The Canadian dollar edged lower against its U.S. counterpart on Thursday as oil prices fell and data showed a widening in Canada’s current account deficit, but the loonie stayed within reach of a 2-1/2-month high.
The price of oil, one of Canada’s major exports, fell as the market awaited confirmation of industry data that showed a surprise increase in U.S. crude stocks. U.S. crude prices were down 0.6 per cent at $32.61 a barrel.
Canada’s current account deficit widened to $11.1 billion in the first quarter from a revised $9.3 billion deficit in the fourth quarter, on a higher trade in goods and services deficit, Statistics Canada said.
A wider current account deficit could leave the loonie more sensitive to moves in the global flow of capital.
Shares globally rose as businesses returning to work and a 750 billion euro EU stimulus plan outweighed rising U.S.-China tensions.

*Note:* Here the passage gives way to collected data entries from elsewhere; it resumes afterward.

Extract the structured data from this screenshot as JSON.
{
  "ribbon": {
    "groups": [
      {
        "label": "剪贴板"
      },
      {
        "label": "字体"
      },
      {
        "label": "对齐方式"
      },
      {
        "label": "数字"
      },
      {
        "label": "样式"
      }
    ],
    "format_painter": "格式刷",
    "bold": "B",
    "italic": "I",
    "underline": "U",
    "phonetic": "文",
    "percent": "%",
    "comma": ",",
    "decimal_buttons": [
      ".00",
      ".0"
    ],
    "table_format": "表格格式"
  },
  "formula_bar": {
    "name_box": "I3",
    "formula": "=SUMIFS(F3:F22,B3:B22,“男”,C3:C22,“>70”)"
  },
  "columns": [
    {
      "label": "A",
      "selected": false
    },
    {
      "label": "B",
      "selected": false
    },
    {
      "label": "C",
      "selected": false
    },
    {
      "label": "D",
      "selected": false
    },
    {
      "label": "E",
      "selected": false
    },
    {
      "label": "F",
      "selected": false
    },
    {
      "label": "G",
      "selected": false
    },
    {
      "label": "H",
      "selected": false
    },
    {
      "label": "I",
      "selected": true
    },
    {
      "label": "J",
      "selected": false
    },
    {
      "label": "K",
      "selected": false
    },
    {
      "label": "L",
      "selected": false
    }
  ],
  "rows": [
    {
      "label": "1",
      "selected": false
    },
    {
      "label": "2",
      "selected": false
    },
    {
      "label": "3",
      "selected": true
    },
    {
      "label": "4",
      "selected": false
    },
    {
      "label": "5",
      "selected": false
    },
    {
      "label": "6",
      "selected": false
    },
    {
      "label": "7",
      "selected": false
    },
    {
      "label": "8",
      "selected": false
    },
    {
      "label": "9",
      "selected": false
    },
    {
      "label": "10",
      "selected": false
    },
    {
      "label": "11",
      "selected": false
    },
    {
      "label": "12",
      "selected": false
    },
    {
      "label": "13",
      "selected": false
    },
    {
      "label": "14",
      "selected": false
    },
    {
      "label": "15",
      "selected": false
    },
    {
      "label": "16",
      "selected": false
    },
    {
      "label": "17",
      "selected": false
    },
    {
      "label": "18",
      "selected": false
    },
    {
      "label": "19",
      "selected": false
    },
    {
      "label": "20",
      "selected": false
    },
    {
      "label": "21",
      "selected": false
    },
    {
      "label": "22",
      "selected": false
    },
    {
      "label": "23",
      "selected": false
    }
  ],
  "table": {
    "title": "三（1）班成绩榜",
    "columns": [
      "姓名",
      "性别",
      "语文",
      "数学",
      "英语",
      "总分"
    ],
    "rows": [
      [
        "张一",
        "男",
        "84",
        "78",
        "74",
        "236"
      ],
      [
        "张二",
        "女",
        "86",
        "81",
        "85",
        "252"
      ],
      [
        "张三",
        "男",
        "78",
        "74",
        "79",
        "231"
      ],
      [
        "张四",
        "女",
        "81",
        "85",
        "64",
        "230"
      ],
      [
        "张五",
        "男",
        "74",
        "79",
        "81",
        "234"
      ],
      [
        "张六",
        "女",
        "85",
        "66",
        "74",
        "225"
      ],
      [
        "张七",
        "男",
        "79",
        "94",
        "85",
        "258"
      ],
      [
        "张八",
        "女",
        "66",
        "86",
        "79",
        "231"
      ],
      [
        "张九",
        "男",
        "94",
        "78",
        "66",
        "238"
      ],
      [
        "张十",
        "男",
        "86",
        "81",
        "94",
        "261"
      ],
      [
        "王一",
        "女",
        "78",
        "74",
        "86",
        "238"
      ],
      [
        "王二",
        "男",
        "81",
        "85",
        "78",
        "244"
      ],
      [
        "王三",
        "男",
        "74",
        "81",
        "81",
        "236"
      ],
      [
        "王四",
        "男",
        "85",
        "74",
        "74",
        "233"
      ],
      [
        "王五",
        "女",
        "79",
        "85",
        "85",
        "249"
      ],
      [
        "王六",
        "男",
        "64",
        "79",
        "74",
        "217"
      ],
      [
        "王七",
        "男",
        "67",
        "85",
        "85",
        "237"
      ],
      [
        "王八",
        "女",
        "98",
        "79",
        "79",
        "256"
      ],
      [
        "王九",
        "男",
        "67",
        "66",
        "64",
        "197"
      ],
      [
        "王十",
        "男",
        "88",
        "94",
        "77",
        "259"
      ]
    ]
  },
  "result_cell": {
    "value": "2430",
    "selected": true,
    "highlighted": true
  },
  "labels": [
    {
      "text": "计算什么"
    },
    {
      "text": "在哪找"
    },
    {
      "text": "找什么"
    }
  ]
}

The Canadian dollar was trading 0.1 per cent lower at 1.3765 to the greenback, or 72.65 U.S. cents. The loonie, which on Wednesday touched its strongest in two-and-a-half months at 1.3723, traded in a range of 1.3734 to 1.3789.
Canada’s GDP report for the first quarter is due on Friday which could help guide expectations for next week’s Bank of Canada interest rate decision, when Tiff Macklem will be in place as the central bank’s new governor.
Canadian government bond yields were mixed across the curve, with the 10-year up less than a basis point at 0.554 per cent.